Марион нажала на кнопку звонка и долго не отпускала. Месье Тео, видимо, спал где-то в глубине своего жилища, потому что звонок продребезжал и наконец смолк, но ни в доме, ни во дворе ничто не шевельнулось. Марион дала ещё несколько звонков, на этот раз коротких и частых. Она услышала чьё-то ворчание, потом зашаркали приближающиеся шаги.
— Кто там? — послышался заспанный голос месье Тео.
— Это я, собачница! — отозвалась Марион. — Пришла проведать Нанара…
Молчание. Усач, по-видимому, успел начисто забыть про ребятишек, которые месяц назад привели ему собаку.

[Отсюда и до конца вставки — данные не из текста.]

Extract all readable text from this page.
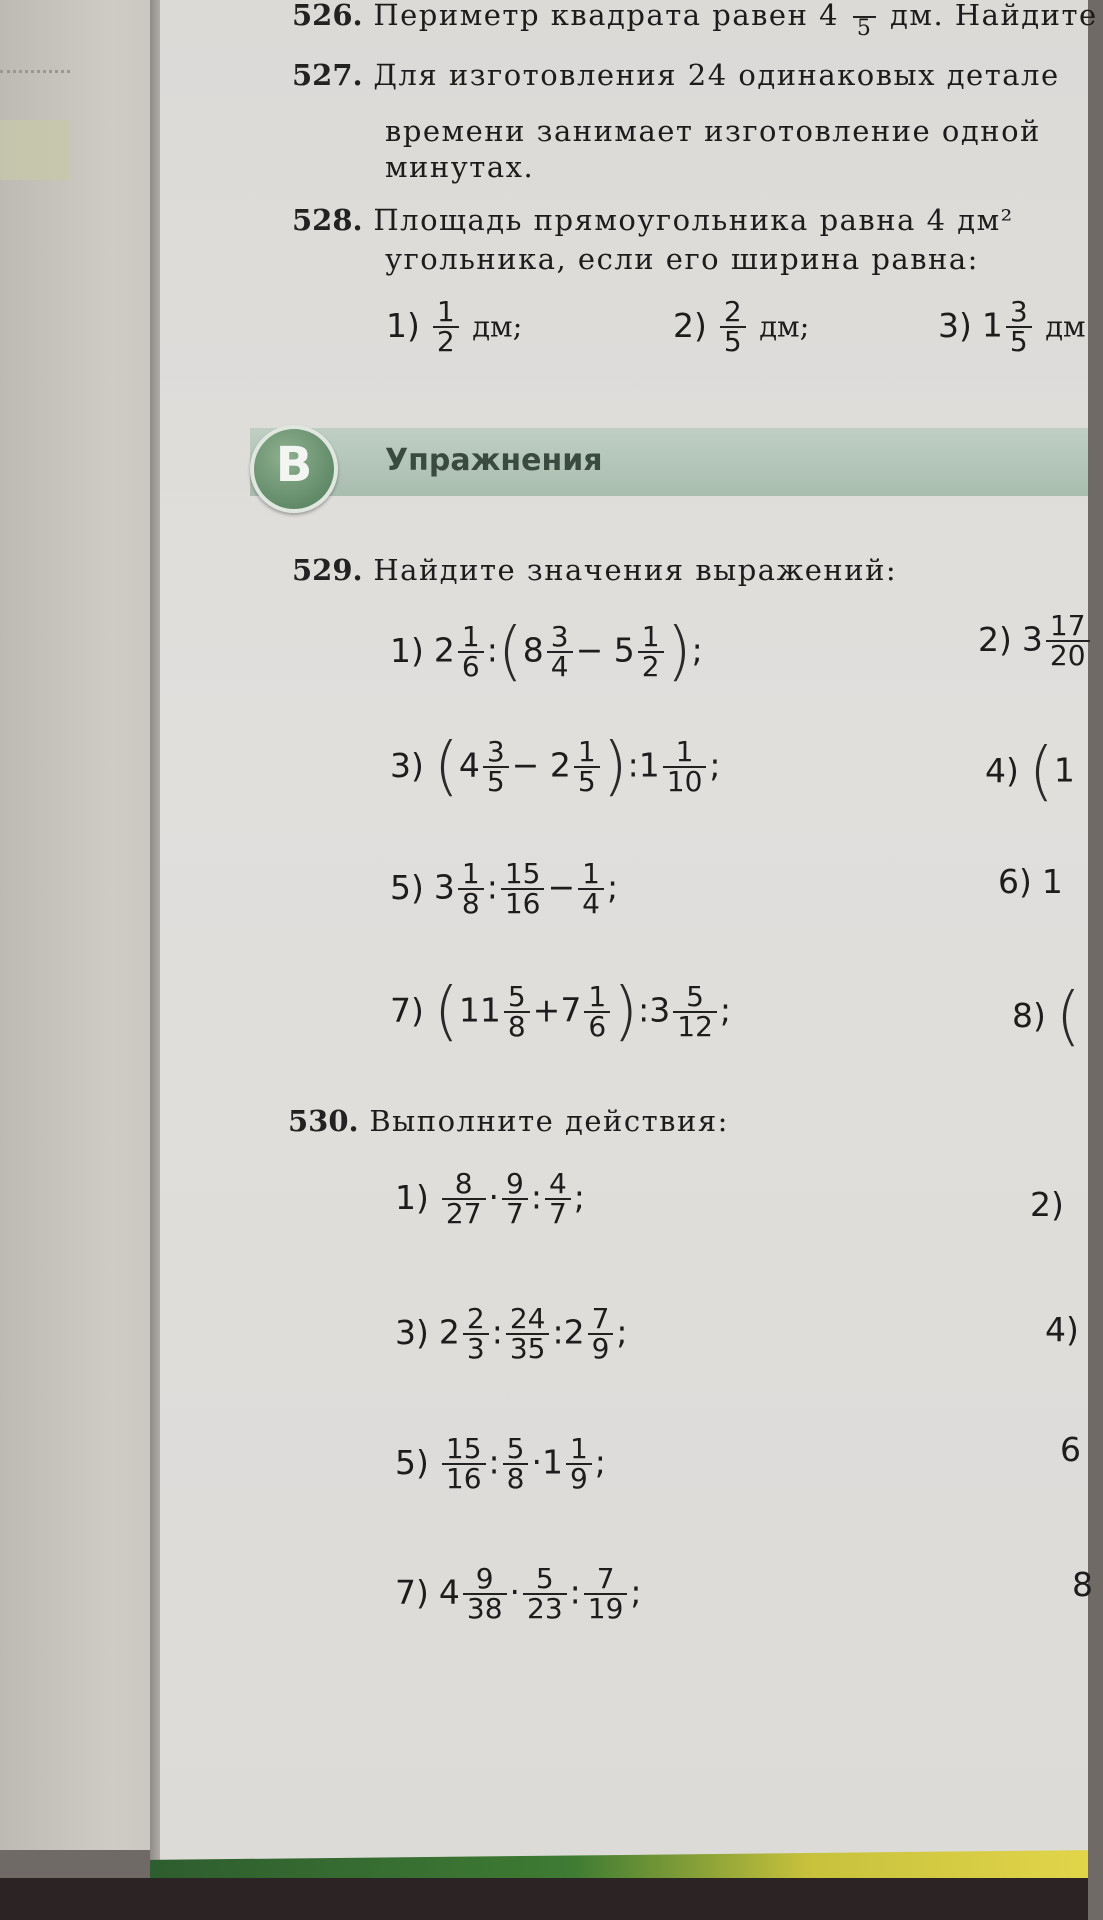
526. Периметр квадрата равен 4
5 дм. Найдите
527. Для изготовления 24 одинаковых детале
времени занимает изготовление одной
минутах.
528. Площадь прямоугольника равна 4 дм²
угольника, если его ширина равна:
$1) \frac{1}{2}$ дм;	$2) \frac{2}{5}$ дм;	3) $1 \frac{3}{5}$ дм
В	Упражнения
529. Найдите значения выражений:
1) $2 \frac{1}{6}$ :(8 $\frac{3}{4} - 5 \frac{1}{2}$ );	2) $3 \frac{17}{20}$
3) ($4 \frac{3}{5} - 2 \frac{1}{5}$ ):1 $\frac{1}{10}$ ;	4) (1
5) $3 \frac{1}{8}$ : $\frac{15}{16} - \frac{1}{4}$ ;	6) 1
7) ($11 \frac{5}{8} +7 \frac{1}{6}$ ):3 $\frac{5}{12}$ ;	8) (
530. Выполните действия:
$1) \frac{8}{27} \cdot \frac{9}{7}$ : $\frac{4}{7}$ ;	2)
3) $2 \frac{2}{3}$ : $\frac{24}{35}$ :2 $\frac{7}{9}$ ;	4)
$5) \frac{15}{16}$ : $\frac{5}{8} \cdot 1 \frac{1}{9}$ ;	6
7) $4 \frac{9}{38} \cdot \frac{5}{23}$ : $\frac{7}{19}$ ;	8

— Какой такой Нанар? — недоумённо спросил он. Несмотря на некоторую рискованность предприятия, Марион понимала весь его комизм.
— Трёхцветная собака, которую я вам отдала для инвалида, — объяснила она со смехом, — крупная собака, которую вы перекрасили в чёрный цвет.
Тут месье Тео приоткрыл калитку и высунул лысую голову:
— Так ты всё-таки заметила? — с обидой сказал он. — А ведь краска отличная…
— Я-то ни при чём, — пояснила Марион, — это Нанар меня узнал. Собаки, они добро помнят.
— Ну что ж, Нанар твой в полном порядке. Но, скажу я тебе, и здоров же он жрать! С такой зверюгой того и гляди по миру пойдёшь.
Он окинул Марион зорким взглядом, оценив по достоинству чистое детское лицо, синее платье и маленькую белую розу.
— Ну, до свидания! — добавил он ворчливо. — И больше сюда не ходи. Тебе в этом квартале не место…
И захлопнул калитку.
— А ещё у меня к вам разговор насчёт слепого! — крикнула Марион, чтобы удержать его.
— Пошла, пошла! Дела слепого тебя не касаются, — сухо отозвался из-за калитки месье Тео.
— Может, и не касаются, но я о них знаю кое-что такое, чего вы не знаете.
Месье Тео приоткрыл калитку и озадаченно уставился на девочку. Лицо у него стало совсем другое. Марион заставила себя улыбнуться, подавляя зашевелившийся в душе страх.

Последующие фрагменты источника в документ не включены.